Illustration of a lunch shaped like a smiling face
Illustration: Sarah Grillo/Axios

One unexpected byproduct of the robotization of food — an accelerating trend I reported on last week — is an explosion of data about eaters' habits and preferences.

Why it matters: Companies often use this information to personalize food or ads to individual preferences. But seemingly trivial information about what and when you eat is also a gold mine that companies share with other interested parties — like your employer.

The same tradeoff at the center of the internet — personal information for convenience — is at play with trendy new food robots.
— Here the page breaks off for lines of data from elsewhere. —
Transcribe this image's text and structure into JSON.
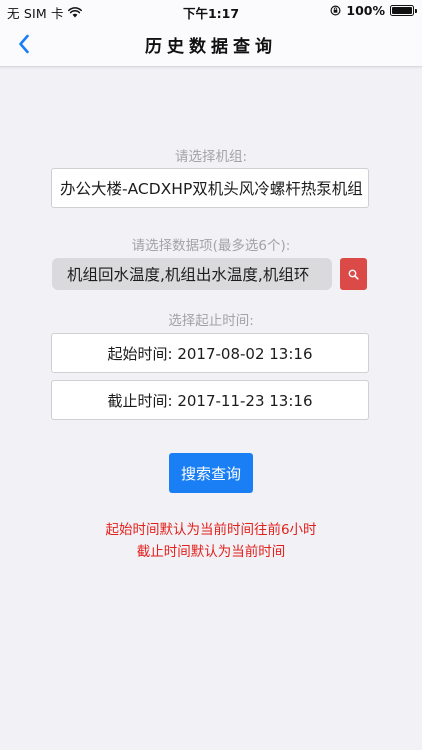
{
  "status_bar": {
    "carrier": "无 SIM 卡",
    "time": "下午1:17",
    "battery": "100%"
  },
  "nav": {
    "title": "历史数据查询",
    "back_icon": "chevron-left-icon"
  },
  "form": {
    "unit_label": "请选择机组:",
    "unit_value": "办公大楼-ACDXHP双机头风冷螺杆热泵机组",
    "items_label": "请选择数据项(最多选6个):",
    "items_value": "机组回水温度,机组出水温度,机组环",
    "time_label": "选择起止时间:",
    "start_time": "起始时间: 2017-08-02 13:16",
    "end_time": "截止时间: 2017-11-23 13:16",
    "search_label": "搜索查询"
  },
  "notes": {
    "line1": "起始时间默认为当前时间往前6小时",
    "line2": "截止时间默认为当前时间"
  },
  "colors": {
    "accent": "#1a7ff5",
    "danger": "#dc4a48",
    "note_text": "#e2211c",
    "background": "#f2f1f6"
  }
}
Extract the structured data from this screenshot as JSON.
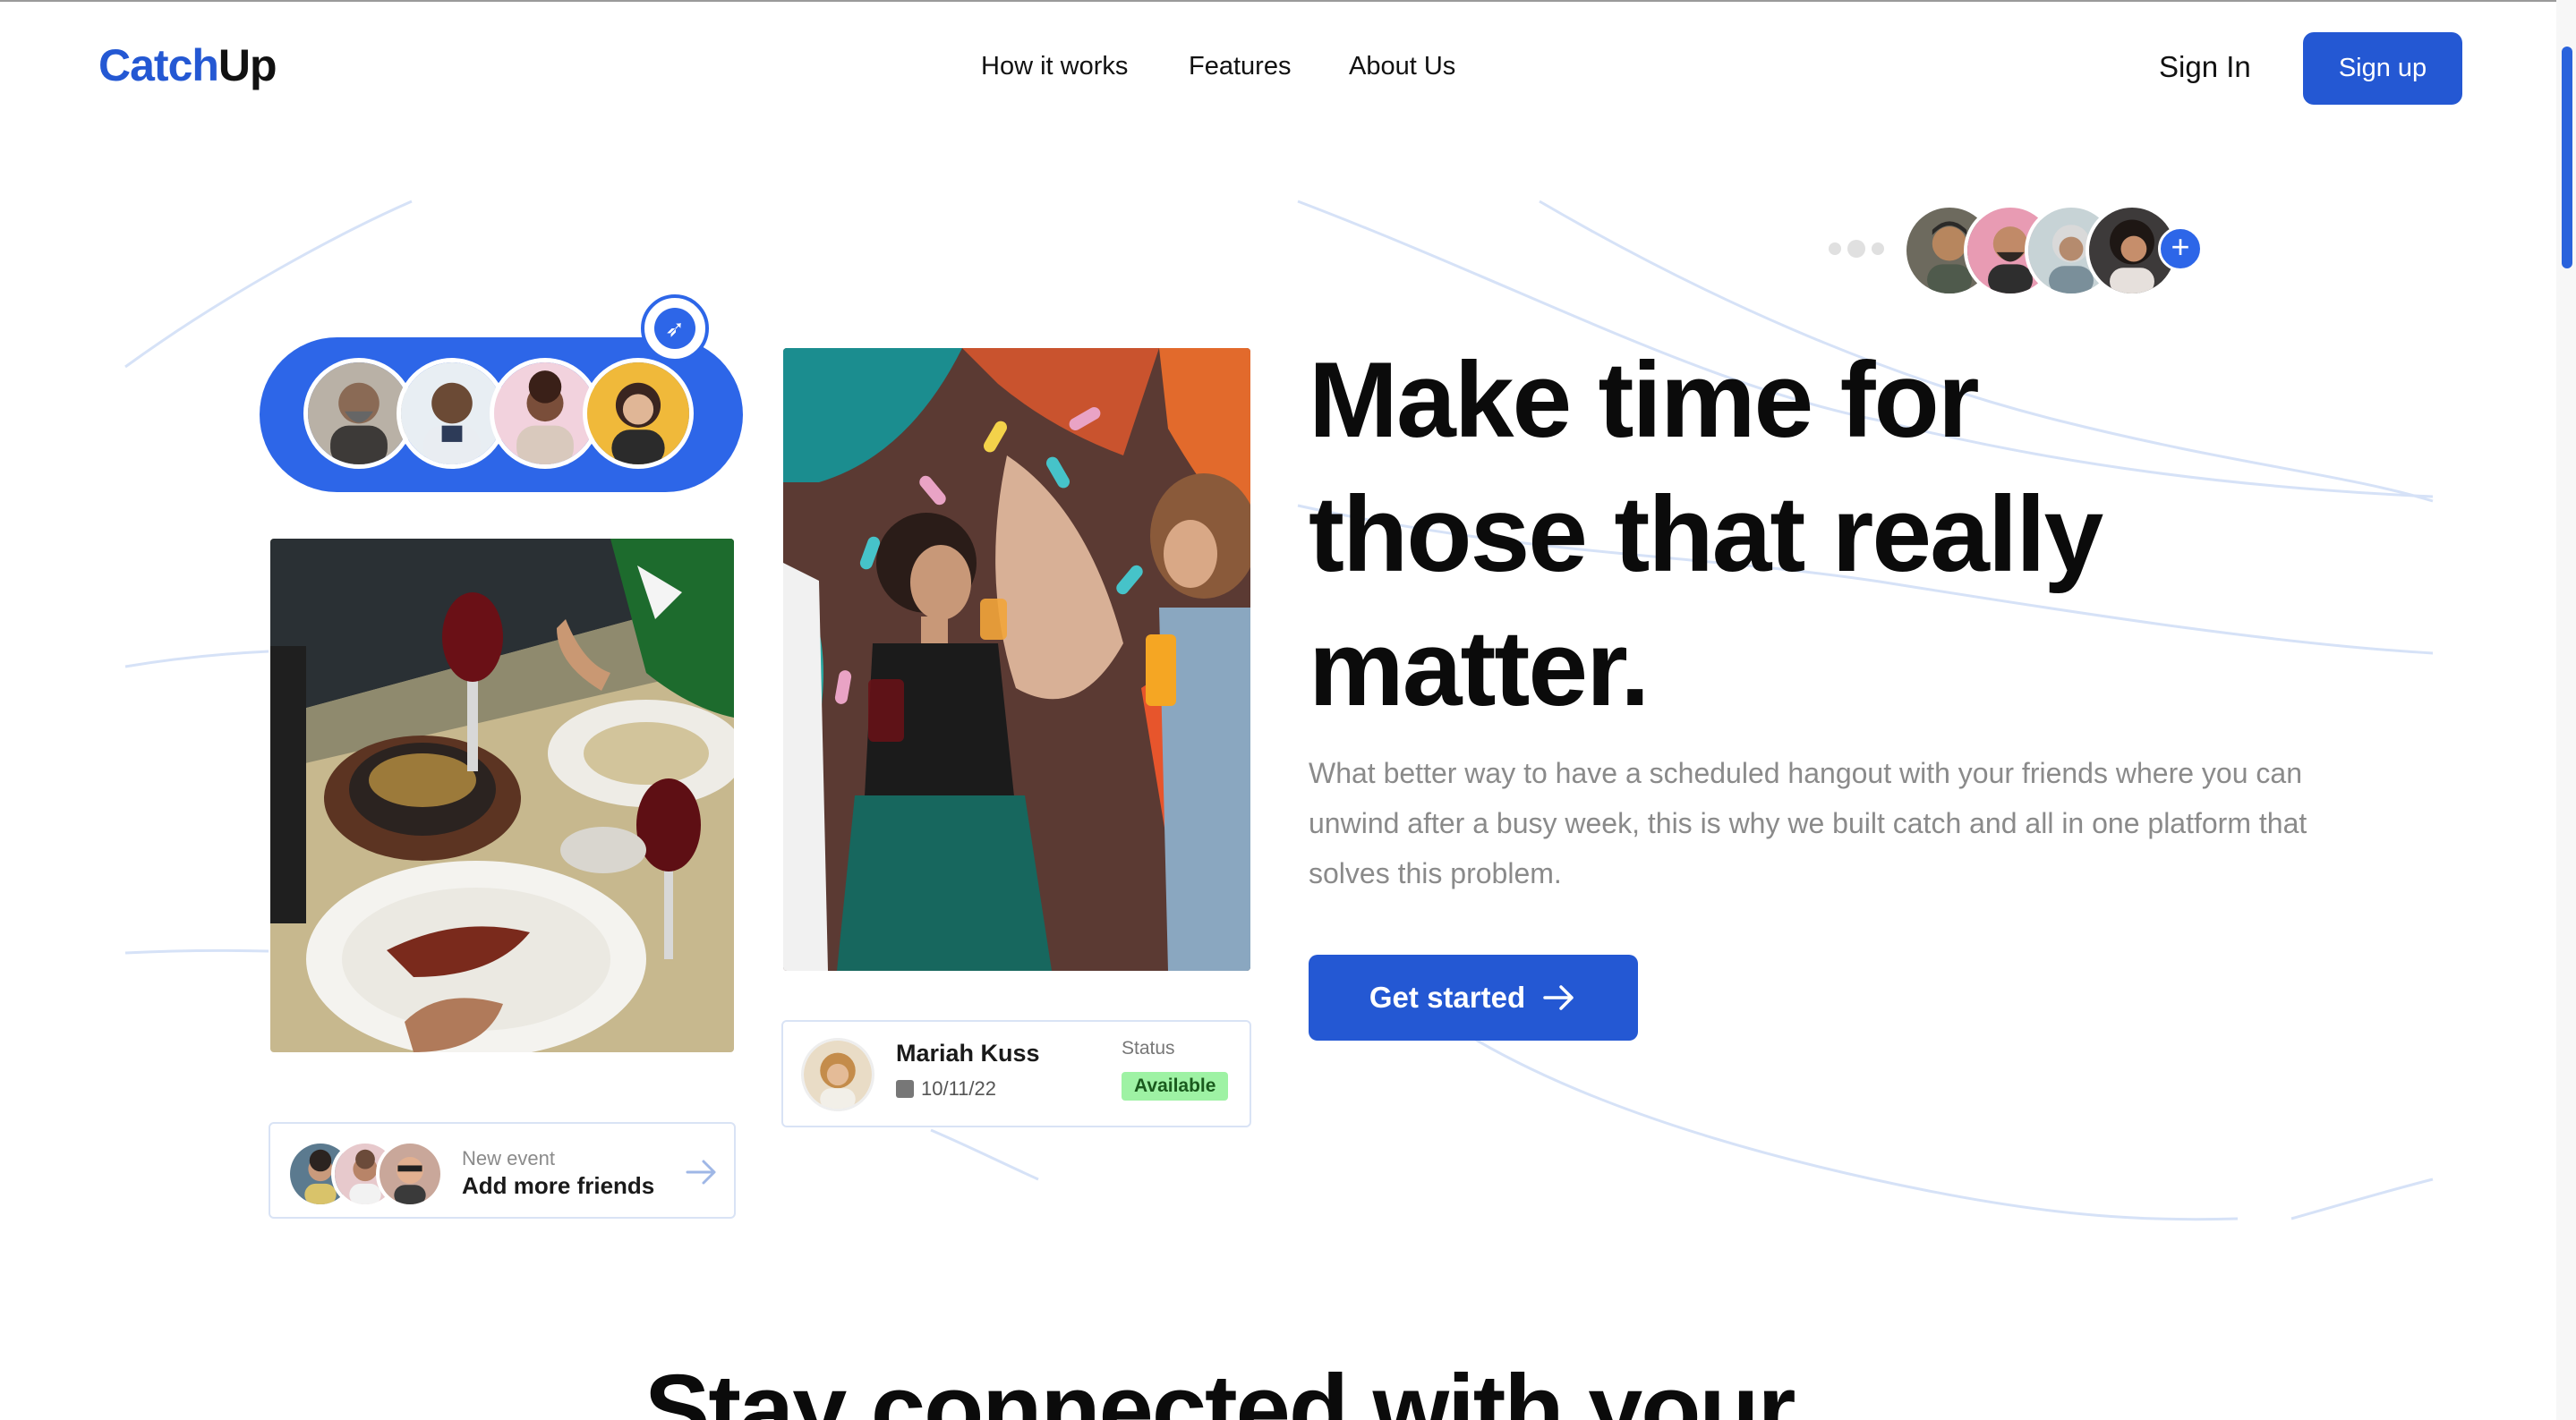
{
  "header": {
    "logo_part1": "Catch",
    "logo_part2": "Up",
    "nav": [
      "How it works",
      "Features",
      "About Us"
    ],
    "sign_in": "Sign In",
    "sign_up": "Sign up"
  },
  "hero": {
    "headline_lines": [
      "Make time for",
      "those that really",
      "matter."
    ],
    "subtext": "What better way to have a scheduled hangout with your friends where you can unwind after a busy week, this is why we built catch and all in one platform that solves this problem.",
    "cta": "Get started",
    "cta_icon": "arrow-right-icon"
  },
  "friends_card": {
    "label_small": "New event",
    "label_main": "Add more friends",
    "icon": "arrow-right-icon"
  },
  "status_card": {
    "name": "Mariah Kuss",
    "date": "10/11/22",
    "status_label": "Status",
    "status_value": "Available"
  },
  "colors": {
    "brand": "#2458d3",
    "pill": "#2d66e8",
    "available_badge": "#9ef2a4"
  },
  "next_section": {
    "title": "Stay connected with your"
  }
}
When that data reveals something about employee work habits, their bosses get very interested.

Two companies that are selling drinks and food inside offices are also gathering valuable information on who buys them, and when.

  • Briggo, a robotic barista, prepares specialty coffees ordered on an app, so that you can grab a nice cappuccino rather than scorched office coffee as you arrive at work.
  • Byte places large, fancy vending machines in offices, offering employees easy access to healthy lunches and snacks while keeping them near their desks.

"We know everything about you, everything about the drinks you ordered," said Charles Studor, Briggo's founder, said at a food robotics conference last week. "We blow [employers] away with how much data we have about customers," he said.

  • Briggo collects information about employees — like when they arrive at work, and their circadian rhythms, according to Briggo VP of Marketing Mike Westgate — and shares anonymous patterns with employers. The bots have been slinging beans at Dell's Austin-area headquarters for three years.
  • Byte convinced one law firm of the machines' worth when it revealed how many more hours were billed because lawyers stayed at the office during lunch, the company's co-founder, Lee Mokri, said at last week's conference. Mokri later told Axios he estimates Byte saves employers 140 hours of productivity a month, on average.

What they're saying: Both companies say they share aggregate usage data, not individuals' habits, with employers.

  • The one exception: Briggo found that an employee was gaming its promotions and sign-up bonuses. The company tattled on the employee, who was fired.
  • Briggo says it's never heard privacy concerns from employees. "I suspect most folks can deduce the amount of information we know about them," said Westgate.